I vividly remember the taste of wanting to be published. I remember the yearning, the tightly wound knot in my belly -- wanting it so much it made me almost bipolar sometimes. Hope and despondency seesawing in my head. I remember how sometimes it became almost unbearable how much I wanted it. And wondered if giving up the dream would make me happier. But I wanted it so much. And I kept going. For me I think much of it was about validation. Well, validation and really, really wanting to see a book I'd written in a book store. And so I persevered.
There were agents to query. Agents who said no. Agents who said yes but the relationship wasn't right, and a scary search all over again.

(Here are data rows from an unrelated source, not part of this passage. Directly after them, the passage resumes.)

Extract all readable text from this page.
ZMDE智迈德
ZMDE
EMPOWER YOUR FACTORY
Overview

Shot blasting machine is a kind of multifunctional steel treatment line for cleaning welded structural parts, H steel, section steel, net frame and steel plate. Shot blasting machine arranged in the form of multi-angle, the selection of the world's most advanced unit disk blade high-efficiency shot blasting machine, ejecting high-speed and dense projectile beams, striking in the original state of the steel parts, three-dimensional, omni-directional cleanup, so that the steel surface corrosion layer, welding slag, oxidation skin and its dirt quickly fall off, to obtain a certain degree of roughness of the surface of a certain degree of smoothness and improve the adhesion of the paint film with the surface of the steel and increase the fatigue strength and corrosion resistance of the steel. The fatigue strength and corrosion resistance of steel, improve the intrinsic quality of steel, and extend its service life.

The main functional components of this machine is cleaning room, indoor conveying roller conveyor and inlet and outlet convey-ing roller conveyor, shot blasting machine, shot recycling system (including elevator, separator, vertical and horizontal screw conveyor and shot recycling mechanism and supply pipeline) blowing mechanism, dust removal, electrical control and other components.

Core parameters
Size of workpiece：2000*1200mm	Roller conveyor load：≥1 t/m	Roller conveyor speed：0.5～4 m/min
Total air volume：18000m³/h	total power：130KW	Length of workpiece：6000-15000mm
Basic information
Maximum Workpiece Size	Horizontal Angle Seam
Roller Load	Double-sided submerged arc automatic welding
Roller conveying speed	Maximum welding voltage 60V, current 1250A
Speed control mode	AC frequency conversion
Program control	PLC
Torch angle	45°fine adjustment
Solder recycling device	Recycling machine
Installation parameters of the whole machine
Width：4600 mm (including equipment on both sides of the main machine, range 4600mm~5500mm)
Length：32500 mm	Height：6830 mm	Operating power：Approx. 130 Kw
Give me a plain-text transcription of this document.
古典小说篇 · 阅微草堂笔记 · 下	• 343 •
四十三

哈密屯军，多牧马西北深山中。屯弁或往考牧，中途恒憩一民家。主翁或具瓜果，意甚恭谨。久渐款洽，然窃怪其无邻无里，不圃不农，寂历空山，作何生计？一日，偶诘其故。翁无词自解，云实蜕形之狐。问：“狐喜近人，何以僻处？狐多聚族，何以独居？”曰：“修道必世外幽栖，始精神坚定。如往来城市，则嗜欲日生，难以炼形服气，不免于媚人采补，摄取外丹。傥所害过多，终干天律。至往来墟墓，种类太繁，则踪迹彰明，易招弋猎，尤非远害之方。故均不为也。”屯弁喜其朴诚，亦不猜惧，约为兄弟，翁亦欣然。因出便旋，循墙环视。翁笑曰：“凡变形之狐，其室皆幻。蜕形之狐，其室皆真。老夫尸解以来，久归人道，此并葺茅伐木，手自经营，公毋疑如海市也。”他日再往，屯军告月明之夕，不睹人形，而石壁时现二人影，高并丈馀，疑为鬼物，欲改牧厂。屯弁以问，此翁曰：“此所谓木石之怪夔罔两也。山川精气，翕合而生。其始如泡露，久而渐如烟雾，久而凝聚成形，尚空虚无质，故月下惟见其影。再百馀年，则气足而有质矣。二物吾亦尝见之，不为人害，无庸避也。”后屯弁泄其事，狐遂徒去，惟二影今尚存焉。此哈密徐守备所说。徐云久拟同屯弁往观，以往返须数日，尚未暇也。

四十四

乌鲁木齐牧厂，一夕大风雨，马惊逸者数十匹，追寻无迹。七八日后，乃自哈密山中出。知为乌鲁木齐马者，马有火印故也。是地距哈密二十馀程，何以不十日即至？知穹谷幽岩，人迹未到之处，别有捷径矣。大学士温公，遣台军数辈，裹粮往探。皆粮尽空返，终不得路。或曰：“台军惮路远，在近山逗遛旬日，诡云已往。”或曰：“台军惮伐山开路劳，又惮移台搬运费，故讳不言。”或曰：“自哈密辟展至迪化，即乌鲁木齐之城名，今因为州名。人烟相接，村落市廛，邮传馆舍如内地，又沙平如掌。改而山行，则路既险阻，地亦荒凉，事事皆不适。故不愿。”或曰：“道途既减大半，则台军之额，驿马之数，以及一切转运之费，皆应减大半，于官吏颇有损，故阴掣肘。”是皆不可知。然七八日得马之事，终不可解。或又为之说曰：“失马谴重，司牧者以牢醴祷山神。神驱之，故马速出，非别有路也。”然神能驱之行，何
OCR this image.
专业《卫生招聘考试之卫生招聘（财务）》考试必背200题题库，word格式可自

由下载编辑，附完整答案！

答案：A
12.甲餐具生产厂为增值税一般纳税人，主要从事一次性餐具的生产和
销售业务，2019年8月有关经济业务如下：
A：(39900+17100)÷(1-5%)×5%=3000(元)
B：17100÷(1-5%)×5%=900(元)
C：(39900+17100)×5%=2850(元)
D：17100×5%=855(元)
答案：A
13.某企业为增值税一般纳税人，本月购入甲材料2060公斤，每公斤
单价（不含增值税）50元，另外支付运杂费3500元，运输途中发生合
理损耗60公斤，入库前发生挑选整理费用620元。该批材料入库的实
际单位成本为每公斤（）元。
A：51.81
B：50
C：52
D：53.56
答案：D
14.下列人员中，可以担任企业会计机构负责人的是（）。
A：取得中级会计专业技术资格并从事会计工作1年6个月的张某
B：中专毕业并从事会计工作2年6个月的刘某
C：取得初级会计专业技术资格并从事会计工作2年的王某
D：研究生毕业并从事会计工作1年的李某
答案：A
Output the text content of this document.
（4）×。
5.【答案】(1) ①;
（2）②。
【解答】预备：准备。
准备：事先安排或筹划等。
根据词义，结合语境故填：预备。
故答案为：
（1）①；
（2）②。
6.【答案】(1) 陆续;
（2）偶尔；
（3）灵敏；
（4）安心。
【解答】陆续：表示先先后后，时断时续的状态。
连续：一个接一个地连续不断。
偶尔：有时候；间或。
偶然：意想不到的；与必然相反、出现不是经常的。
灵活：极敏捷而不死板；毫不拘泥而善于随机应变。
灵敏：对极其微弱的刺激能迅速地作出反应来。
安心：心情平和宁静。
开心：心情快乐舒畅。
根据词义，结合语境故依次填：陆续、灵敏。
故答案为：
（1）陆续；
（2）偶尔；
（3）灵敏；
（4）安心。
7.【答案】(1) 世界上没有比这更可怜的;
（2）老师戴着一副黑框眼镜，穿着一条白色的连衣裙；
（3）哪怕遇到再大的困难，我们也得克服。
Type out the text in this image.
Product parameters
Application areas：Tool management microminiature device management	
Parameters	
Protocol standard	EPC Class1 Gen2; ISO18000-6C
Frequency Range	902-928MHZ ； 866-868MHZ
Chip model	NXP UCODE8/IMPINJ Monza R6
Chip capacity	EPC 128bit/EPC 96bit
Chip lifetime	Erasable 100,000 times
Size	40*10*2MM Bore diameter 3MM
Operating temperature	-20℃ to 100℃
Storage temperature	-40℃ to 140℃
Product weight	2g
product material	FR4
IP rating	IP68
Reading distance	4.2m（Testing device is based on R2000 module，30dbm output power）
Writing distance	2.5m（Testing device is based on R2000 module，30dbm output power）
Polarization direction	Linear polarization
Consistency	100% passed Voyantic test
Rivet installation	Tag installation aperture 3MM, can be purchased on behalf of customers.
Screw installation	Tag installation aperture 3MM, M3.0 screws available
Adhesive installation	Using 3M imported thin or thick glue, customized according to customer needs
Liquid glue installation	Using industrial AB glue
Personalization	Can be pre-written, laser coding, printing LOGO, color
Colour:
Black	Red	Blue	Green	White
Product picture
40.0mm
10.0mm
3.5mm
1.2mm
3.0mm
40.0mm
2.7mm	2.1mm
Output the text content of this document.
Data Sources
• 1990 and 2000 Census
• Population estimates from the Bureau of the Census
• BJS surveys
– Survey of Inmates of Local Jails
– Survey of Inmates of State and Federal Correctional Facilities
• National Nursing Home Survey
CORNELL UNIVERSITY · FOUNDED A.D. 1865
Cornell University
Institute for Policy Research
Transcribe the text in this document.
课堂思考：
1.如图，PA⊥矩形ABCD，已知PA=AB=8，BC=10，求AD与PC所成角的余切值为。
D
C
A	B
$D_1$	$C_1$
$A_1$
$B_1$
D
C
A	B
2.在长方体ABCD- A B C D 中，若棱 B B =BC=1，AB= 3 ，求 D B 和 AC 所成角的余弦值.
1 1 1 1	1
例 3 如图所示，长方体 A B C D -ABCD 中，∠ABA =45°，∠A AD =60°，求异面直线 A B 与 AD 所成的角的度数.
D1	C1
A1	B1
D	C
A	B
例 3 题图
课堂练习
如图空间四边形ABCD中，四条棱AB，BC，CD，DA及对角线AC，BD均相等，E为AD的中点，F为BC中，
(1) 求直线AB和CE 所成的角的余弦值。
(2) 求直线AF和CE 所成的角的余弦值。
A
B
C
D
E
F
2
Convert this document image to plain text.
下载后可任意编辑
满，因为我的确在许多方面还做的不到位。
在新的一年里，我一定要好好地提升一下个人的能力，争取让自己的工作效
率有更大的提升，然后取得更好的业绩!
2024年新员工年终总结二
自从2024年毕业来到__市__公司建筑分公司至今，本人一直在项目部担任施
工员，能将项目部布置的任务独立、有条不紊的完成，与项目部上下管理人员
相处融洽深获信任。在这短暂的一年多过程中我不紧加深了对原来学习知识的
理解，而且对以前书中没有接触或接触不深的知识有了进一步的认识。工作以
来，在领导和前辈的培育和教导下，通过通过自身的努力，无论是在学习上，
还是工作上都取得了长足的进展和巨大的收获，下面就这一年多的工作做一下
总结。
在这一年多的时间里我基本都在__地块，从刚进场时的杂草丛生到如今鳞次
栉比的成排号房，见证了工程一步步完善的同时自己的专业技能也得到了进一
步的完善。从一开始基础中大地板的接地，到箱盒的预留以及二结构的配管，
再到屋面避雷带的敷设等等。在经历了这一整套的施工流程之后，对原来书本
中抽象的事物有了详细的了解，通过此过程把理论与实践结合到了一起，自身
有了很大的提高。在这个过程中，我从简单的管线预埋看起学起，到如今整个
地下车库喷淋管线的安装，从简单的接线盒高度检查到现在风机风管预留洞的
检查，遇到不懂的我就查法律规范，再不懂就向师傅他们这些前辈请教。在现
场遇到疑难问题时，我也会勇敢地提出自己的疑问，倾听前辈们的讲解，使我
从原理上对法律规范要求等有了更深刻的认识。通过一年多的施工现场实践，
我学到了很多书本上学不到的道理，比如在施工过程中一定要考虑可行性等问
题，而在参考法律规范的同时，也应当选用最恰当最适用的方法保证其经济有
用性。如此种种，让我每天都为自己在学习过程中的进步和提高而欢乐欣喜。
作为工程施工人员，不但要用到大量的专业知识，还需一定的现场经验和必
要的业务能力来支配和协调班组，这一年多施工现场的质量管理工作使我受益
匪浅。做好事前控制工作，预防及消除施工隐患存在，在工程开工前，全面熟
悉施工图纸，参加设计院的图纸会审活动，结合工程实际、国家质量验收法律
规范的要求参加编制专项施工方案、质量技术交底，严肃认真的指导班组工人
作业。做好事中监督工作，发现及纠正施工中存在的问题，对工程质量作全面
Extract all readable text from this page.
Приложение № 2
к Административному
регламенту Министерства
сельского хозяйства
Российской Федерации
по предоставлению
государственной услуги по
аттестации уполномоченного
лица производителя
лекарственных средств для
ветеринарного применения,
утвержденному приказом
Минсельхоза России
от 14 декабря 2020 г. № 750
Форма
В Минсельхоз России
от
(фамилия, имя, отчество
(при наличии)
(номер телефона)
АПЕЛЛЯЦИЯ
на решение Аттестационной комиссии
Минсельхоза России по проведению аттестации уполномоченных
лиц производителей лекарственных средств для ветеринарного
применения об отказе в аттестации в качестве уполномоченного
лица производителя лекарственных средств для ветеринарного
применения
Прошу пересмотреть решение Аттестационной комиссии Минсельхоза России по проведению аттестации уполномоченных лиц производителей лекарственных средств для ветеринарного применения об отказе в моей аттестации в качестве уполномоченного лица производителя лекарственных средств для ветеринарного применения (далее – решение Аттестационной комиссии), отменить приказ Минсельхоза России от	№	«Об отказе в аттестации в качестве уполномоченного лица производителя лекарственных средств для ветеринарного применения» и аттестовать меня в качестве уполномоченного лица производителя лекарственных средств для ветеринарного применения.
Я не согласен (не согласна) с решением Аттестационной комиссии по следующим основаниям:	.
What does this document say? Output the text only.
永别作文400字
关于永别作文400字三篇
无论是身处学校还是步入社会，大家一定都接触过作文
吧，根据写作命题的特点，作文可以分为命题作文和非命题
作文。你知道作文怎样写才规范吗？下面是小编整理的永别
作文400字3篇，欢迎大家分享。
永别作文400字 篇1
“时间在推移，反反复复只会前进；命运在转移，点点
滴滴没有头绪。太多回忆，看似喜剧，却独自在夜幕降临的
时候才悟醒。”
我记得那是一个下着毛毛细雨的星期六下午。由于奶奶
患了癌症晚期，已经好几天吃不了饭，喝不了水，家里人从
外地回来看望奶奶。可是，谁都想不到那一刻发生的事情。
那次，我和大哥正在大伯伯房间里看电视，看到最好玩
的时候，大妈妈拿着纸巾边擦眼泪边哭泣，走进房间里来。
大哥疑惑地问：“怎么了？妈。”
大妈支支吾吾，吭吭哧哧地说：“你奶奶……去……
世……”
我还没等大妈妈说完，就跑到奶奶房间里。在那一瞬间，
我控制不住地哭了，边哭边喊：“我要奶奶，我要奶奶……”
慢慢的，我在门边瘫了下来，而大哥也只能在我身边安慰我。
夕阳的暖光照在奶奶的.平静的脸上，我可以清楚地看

And then I made it. I got a book published. And there was lots of joy and surprisingly, lots of heartache, too.
And then I found a new agent, and she found me a new publisher. And I feel so blessed. I have a wonderful publisher and an amazing editor and an equally amazing agent. I know how lucky I am. Sometimes it really is the right story at the right time. To the right editor. I have many writing friends who are talented, amazing writers still pursuing the cross over. And I want it for them too. Because I know they deserve it. And it's hard.
I credit myself with tenacity. Some might call it stubbornness and a refusal to give up. Believe me I came close to giving up the dream of being published , many many times. Sometimes I brooded and cried when rejections came in, and other times I was thrilled when a rejection was a good one and offered more hope. And so, I alwys went back to it. Laptop in lap. Writing.
But here's the thing. I am still me. I am still the same writer I was before a publishing company decided they wanted to publish my book. Yes. I am deliriously happy that I am published. I love Sourcebooks. But I haven't changed. I hope my writing continues to get better. I still work on craft and having an agent, and and editor and copy editors really does help! But I still want.
And me, being me, well I do tend to have an inferiority complex. I'm still in awe when I meet authors whose work I admire. Sometimes I feel like a fake, like I shouldn't really call myself an author. There are so many out there with more talent, more sales, more creativity, more! Many who published younger, got bigger advances, have bigger sales who've won awards and well, I'm still just me.
As a published author, things have changed in many ways, but in many ways, they are exactly the same. True, now I'm not always seen as a woman obsessed with writing and tee hee isn't that a cute little hobby she has, and oh my it's been a few years, and she's not published yet, really, why is she still wasting her time doing that? (And that was from my husband lol)
But I learned on my trip to BEA, (where I was there mostly as a stalker/fan) that I am not always completely comfortable in my author skin. I have insecurities and sometimes feel embarrassed or 'less than' other authors. I am gobsmacked by people like Libba Bray and Sarh Dessen and David Levithan and Ellen Hopkins, (and THAT list goes on and on)
Yet. Having said that, the best moment of my trip to NY was at a party in SOHO that was held by Daniel Ehrenhaft, someone whom I admire (and always will love because he was the original editor to acquire I'M NOT HER) Anyhow it was the coolest thing ever. The room was FILLED with literary types. Authors, editors, agents. All hobnobbing and circulating and I was THERE and I actually felt PART of it. It was if I dare say it, validating. So far removed from my little house way out in Canada where I sit by myself and write and only virtually converse with other booky types. So cool.
So when do authors feel validating, like they've made it? I guess, like most things in life, it's different for everyone. I guess I haven't figured it out for me yet. But I think I'm getting closer.